Workiis: 2005-08

2005-08-27

AMD 64 hyper transport single channel

Results from running memtest86 on three computers:

Memtest86 Summary
	AMD Athlon XP 2100	Intel Pentium M 1.3GHz	AMD Athlon 64 3400 (socket754)
Operating Frequency	1.7GHz	1.3GHz	2.4GHz
L1 Size(KiB)	128	64	128
L2 Size(KiB)	256	1024	512
RAM Size(MiB)	768	496	1024
L1 Rate(MiB/s)	10602	16034	19664
L2 Rate(MiB/s)	3375	7967	4886
RAM Rate(MiB/s)	505	939	1441
Chipset	VIA KT400(A)/600	Intel i855GM/GME FSB:99MHz	SIS 760/M760
Settings	DDR266	RAM: 132MHz (DDR264) CAS: 2-3-2-6	DDR400

Notes:

memtest misidentified the operating frequency of the Athlon64. It should be 2.2GHz.

The Athlon64, being on socket 754, only have a single channel to the RAM.
Athlon64 on socket 939 (I don't have one) would have two channels to the RAM. Of course, to take advantage of the second channel, you'd have to have a second DIMM module.
I have no idea how to test the decrease in latency of RAM access AMD touts in Athlon64 with its built-in memory controller.

(originally from http://microjet.ath.cx/WebWiki/Amd64HyperTransportSingleChannel.html)

2005-08-23

Result pagination with postgresql

A common problem with webapps is providing an interface to page through result set like what various search engines do.
I have yet to find a website that discuss this in depth. So, here is a summary of solutions I came up with by looking at various pieces in the Web for doing result pagination with Postgresql. I hope this would give the sorely needed encouragement for people to start sharing their findings.
The problem actually has three components:

displaying result for a certain page,
not causing undue latency in page display, and
counting number of results.

Counting the accurate number of results would almost always require the full result set to be counted. Applications would usually cache this number. How exactly is the counting done depends on the approach taken.
And there are two basic approaches:

operating on piecemeal result set
operating on full result set

Please realise that there is no 'best' approach. Each comes with its own pros and cons.
To illustrate the pros and cons, I am employing two kind of queries: cheap and expensive. I categorise queries according to the effort exacted from pgsql: cheap and expensive. This categorisation is only for simplicity purposes as there are, of course, grey areas, queries that are neither cheap nor expensive; not to mention that cheap and expensive are subjective terms anyway.
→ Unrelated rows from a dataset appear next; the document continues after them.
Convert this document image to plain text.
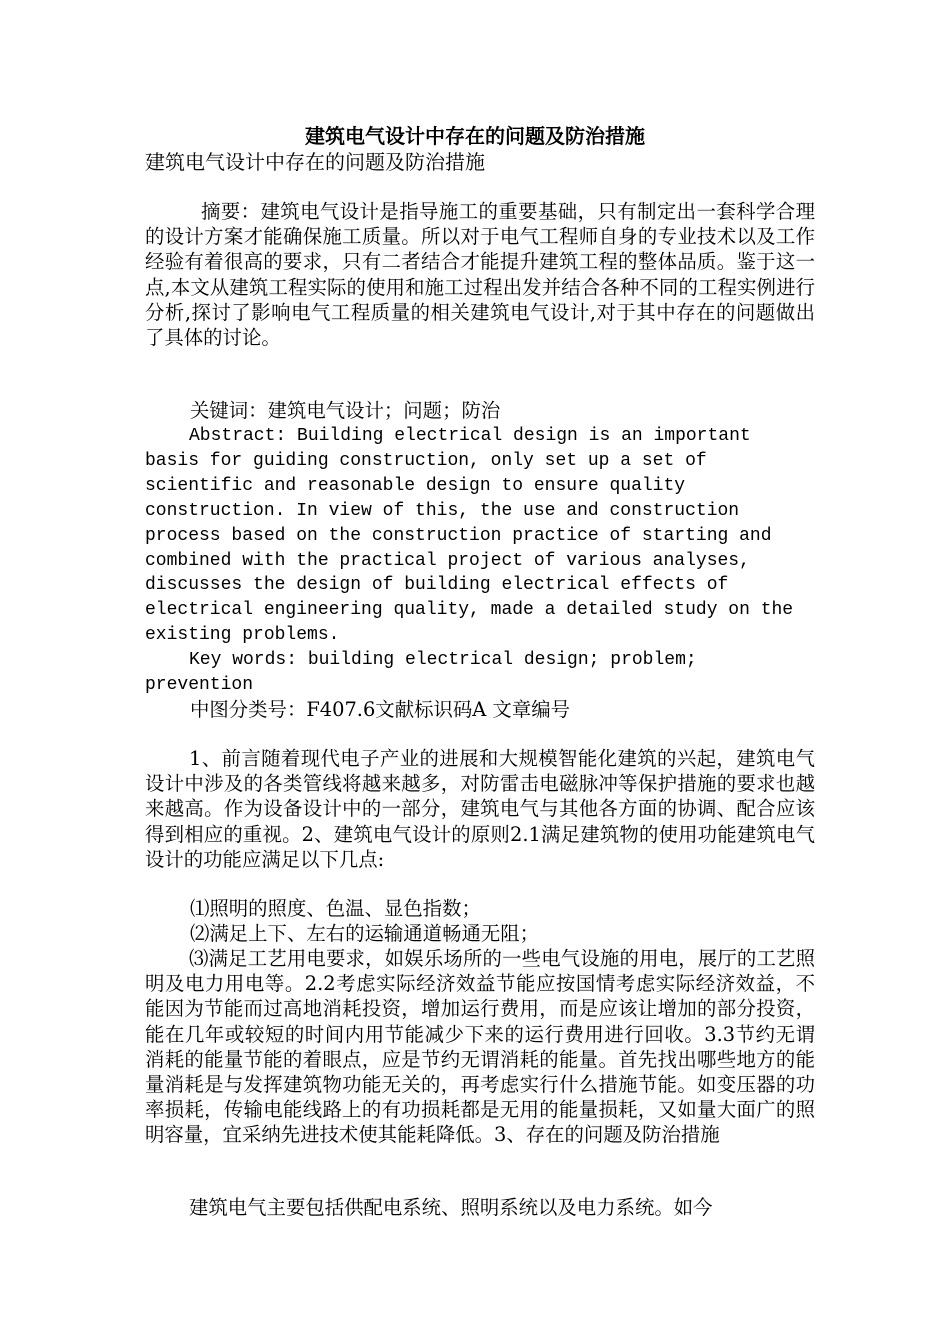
建筑电气设计中存在的问题及防治措施
建筑电气设计中存在的问题及防治措施
摘要：建筑电气设计是指导施工的重要基础，只有制定出一套科学合理的设计方案才能确保施工质量。所以对于电气工程师自身的专业技术以及工作经验有着很高的要求，只有二者结合才能提升建筑工程的整体品质。鉴于这一点,本文从建筑工程实际的使用和施工过程出发并结合各种不同的工程实例进行分析,探讨了影响电气工程质量的相关建筑电气设计,对于其中存在的问题做出了具体的讨论。
关键词：建筑电气设计；问题；防治
Abstract: Building electrical design is an important basis for guiding construction, only set up a set of scientific and reasonable design to ensure quality construction. In view of this, the use and construction process based on the construction practice of starting and combined with the practical project of various analyses, discusses the design of building electrical effects of electrical engineering quality, made a detailed study on the existing problems.
Key words: building electrical design; problem; prevention
中图分类号：F407.6文献标识码A 文章编号
1、前言随着现代电子产业的进展和大规模智能化建筑的兴起，建筑电气设计中涉及的各类管线将越来越多，对防雷击电磁脉冲等保护措施的要求也越来越高。作为设备设计中的一部分，建筑电气与其他各方面的协调、配合应该得到相应的重视。2、建筑电气设计的原则2.1满足建筑物的使用功能建筑电气设计的功能应满足以下几点:
⑴照明的照度、色温、显色指数；
⑵满足上下、左右的运输通道畅通无阻；
⑶满足工艺用电要求，如娱乐场所的一些电气设施的用电，展厅的工艺照明及电力用电等。2.2考虑实际经济效益节能应按国情考虑实际经济效益，不能因为节能而过高地消耗投资，增加运行费用，而是应该让增加的部分投资，能在几年或较短的时间内用节能减少下来的运行费用进行回收。3.3节约无谓消耗的能量节能的着眼点，应是节约无谓消耗的能量。首先找出哪些地方的能量消耗是与发挥建筑物功能无关的，再考虑实行什么措施节能。如变压器的功率损耗，传输电能线路上的有功损耗都是无用的能量损耗，又如量大面广的照明容量，宜采纳先进技术使其能耗降低。3、存在的问题及防治措施
建筑电气主要包括供配电系统、照明系统以及电力系统。如今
dms3_test=> create view cheap as select id from document;
CREATE VIEW
Time: 150.078 ms

dms3_test=> create view expensive as SELECT doc.id FROM
attribute as attr0, attribute_name as an0, document as doc, state,
document_attribute as da0 WHERE state.id = doc.state_id AND state.name
= 'new' AND da0.doc_id = doc.id AND attr0.id = da0.attribute_id AND
an0.id = attr0.name_id AND an0.name = 'ssis_client' AND attr0.value
ILIKE 'client1';
CREATE VIEW
Time: 120.979 ms

Since what is pro and what is con depend very much against the context, I simply list the characteristics of each approach without further labelling.

Operating on Piecemeal Result Set (New Query for Each Page)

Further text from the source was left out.